Neuroinflammation comprises inflammation-like processes inside the parenchyma of the central nervous system (CNS). Neuroinflammation is currently considered as a driving force in progression and likely etiology of numerous neurological diseases, including neurodegenerative ones. Atherosclerosis is a chronic disease characterized by progressive development of lipid-rich fibrotic deposits (atheroma plaques) inside the intima of large- and medium-sized arteries. Increasing evidence points to the chronic inflammation, occurring either locally or at the systemic level, as a key factor in progression of atherosclerotic lesions and related acute cardiovascular events.

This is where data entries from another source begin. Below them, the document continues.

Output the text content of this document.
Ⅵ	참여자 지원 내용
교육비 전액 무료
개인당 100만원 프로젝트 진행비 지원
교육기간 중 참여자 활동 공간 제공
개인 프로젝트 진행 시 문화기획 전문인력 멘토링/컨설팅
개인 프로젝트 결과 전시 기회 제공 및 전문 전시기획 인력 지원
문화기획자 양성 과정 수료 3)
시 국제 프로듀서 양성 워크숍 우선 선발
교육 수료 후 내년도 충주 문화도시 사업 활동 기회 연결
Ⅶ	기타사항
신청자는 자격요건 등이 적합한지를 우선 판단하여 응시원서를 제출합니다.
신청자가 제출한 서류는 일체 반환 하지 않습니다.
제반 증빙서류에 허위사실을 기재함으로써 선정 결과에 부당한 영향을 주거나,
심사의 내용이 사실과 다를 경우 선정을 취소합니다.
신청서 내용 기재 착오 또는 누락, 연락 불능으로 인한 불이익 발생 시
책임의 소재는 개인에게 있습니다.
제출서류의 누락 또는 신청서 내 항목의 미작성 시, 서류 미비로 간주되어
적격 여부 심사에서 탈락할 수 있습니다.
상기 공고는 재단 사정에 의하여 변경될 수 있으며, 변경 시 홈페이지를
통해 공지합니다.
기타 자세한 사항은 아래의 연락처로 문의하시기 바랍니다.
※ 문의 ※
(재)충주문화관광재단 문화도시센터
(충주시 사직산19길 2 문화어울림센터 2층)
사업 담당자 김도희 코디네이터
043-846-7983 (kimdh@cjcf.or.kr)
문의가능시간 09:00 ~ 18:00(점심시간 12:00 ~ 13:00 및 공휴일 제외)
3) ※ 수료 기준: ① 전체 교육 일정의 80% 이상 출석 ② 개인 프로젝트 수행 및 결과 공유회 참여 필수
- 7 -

Given the growing evidence pointing to the impact of systemic inflammation as a trigger of neuroinflammation, and the fact that neuroinflammation is recognized as being associated with neurodegenerative diseases such as Alzheimer's disease, it is important to assess neuroinflammation in the specific context of atherosclerosis in future studies. Indeed, the mechanistic link between atherosclerosis and neuroinflammation has barely been addressed so far, except in one experimental study on the animal model of atherosclerosis: the ApoE-knockout (ApoE-/-) adult mouse fed for 2 months with a hyperlipidic diet. In the brain of this atherosclerosis mouse model, reactive microglial cells and CD45+ infiltrated leukocytes significantly outnumbered microglia and leukocytes seen in age-matched, wild-type mice.

In this light, the mechanisms behind the atherosclerosis-related neuroinflammation still remain poorly understood, since the phenotypes of effector cells and the transcriptomic variations of inflammatory mediators have not been addressed so far.